Scalia wrote: “Applying BACT to greenhouse gases is not so disastrously unworkable, and need not result in such a dramatic expansion of agency authority, as to convince us that EPA’s interpretation is unreasonable. We are not talking about extending EPA jurisdiction over millions of previously unregulated entities, but about moderately increasing the demands EPA (or a state permitting authority) can make of entities already subject to its regulation. “
Both environmental and industry groups found parts of the decision that they liked. In a statement, Harry Ng, American Petroleum Institute vice president and general counsel, said the decision “is a stark reminder that EPA”s power in not unlimited. Any new rules should be designed to complement—not strangle—the manufacturing renaissance America is experiencing thanks to new energy production.”
But Howard Fox, co-counsel for the Environmental Defense Fund in the case, said the decision marks the third Supreme Court decision “confirming EPA's authority to protect us against harmful carbon pollution that threatens our health and our communities.“ He said the decision keeps the architecture in place for setting national standards to limit carbon emissions from powerplants, left alone the “endangerment” finding that greenhouse gas emissions pose a danger to public health and “provides clear momentum and authority for the EPA as the agency moves forward with its recently announced crucial limits on carbon pollution from existing powerplants.”

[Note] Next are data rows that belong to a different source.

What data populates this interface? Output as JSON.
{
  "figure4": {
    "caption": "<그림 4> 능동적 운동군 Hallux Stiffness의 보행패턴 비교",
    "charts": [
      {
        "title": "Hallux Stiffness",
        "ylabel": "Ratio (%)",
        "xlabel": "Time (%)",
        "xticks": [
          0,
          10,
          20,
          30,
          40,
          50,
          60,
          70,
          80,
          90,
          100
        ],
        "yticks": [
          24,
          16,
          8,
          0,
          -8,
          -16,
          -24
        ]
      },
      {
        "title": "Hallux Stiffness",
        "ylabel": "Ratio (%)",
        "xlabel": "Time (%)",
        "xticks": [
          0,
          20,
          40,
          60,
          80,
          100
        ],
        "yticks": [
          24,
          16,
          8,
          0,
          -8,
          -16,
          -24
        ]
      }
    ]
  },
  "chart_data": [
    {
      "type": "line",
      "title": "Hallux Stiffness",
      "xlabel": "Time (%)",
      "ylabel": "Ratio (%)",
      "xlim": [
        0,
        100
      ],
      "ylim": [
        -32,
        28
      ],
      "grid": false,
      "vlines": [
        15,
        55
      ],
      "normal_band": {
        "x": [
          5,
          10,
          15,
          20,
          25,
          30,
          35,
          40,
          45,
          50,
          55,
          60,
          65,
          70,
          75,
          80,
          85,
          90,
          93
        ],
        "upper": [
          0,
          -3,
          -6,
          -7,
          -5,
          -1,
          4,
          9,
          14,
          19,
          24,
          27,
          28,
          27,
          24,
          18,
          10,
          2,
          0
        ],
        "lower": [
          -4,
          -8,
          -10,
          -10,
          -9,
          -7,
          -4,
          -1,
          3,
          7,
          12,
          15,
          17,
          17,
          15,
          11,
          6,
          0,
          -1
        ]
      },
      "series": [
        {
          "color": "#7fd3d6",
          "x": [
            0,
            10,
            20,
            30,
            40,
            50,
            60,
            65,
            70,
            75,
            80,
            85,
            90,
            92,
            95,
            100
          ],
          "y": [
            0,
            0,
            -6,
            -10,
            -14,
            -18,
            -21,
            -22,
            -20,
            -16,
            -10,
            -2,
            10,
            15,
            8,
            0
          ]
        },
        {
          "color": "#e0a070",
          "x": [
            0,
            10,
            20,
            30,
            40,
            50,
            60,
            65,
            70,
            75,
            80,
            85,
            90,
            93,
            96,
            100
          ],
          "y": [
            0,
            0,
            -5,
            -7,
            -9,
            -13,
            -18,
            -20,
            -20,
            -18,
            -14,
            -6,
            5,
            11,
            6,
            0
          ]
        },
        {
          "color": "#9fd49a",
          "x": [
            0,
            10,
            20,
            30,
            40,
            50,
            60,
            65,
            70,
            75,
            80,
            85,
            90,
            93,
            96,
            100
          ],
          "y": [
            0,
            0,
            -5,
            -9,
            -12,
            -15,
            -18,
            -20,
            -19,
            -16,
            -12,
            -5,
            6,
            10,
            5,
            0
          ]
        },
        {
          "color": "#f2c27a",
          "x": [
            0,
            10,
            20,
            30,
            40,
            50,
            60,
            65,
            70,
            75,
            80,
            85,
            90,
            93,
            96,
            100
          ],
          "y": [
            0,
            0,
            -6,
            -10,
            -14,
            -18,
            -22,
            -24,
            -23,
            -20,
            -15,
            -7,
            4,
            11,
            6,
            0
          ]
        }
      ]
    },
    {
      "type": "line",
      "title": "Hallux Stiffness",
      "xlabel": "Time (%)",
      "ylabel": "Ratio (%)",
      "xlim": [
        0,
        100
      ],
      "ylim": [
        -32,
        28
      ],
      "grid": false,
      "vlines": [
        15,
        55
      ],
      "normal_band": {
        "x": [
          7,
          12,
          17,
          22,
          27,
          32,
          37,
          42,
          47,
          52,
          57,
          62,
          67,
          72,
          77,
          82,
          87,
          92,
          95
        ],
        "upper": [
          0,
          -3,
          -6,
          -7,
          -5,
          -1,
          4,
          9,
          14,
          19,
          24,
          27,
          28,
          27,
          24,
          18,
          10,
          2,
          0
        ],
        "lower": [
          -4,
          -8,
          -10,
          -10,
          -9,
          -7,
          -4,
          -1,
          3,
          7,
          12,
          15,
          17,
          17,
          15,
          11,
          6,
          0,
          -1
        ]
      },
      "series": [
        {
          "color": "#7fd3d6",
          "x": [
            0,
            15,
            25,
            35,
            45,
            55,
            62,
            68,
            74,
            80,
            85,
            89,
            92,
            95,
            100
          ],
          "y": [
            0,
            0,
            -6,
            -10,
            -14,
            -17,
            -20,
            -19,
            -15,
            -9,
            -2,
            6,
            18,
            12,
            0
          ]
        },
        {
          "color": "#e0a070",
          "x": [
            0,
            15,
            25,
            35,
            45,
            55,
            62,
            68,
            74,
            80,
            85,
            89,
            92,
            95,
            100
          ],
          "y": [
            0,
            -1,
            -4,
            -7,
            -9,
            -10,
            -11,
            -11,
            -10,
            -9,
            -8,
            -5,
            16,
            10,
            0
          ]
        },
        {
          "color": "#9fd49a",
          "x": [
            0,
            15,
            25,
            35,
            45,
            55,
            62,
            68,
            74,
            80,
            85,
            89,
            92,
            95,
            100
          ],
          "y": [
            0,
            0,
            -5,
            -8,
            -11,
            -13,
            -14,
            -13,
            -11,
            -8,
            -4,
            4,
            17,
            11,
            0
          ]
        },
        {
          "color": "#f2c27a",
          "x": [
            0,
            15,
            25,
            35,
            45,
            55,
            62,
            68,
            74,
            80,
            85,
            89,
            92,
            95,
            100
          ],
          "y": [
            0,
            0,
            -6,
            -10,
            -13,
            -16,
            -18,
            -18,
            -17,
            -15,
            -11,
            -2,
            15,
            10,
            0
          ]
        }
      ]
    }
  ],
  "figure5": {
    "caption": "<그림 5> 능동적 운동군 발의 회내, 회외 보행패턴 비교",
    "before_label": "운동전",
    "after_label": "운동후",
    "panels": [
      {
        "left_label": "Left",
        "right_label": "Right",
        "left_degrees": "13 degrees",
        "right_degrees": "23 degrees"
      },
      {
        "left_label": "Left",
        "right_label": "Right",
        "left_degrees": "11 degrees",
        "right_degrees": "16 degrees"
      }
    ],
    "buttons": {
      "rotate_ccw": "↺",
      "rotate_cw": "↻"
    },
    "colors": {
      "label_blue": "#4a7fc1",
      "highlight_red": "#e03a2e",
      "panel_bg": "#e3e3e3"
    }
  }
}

Fox added that the universe of facilities “let off the hook” by the ruling was very small.
But one source with knowledge of the case said that the ruling will give facilities more flexibility in their ability to reduce overall emissions without triggering PSD or Title V requirements. For example, a facility might put more controls to reduce nitrogen oxide, bringing the overall emissions below the threshold required to trigger PSD or Title V regulation.
The case is Utility Air Regulatory Group v. EPA.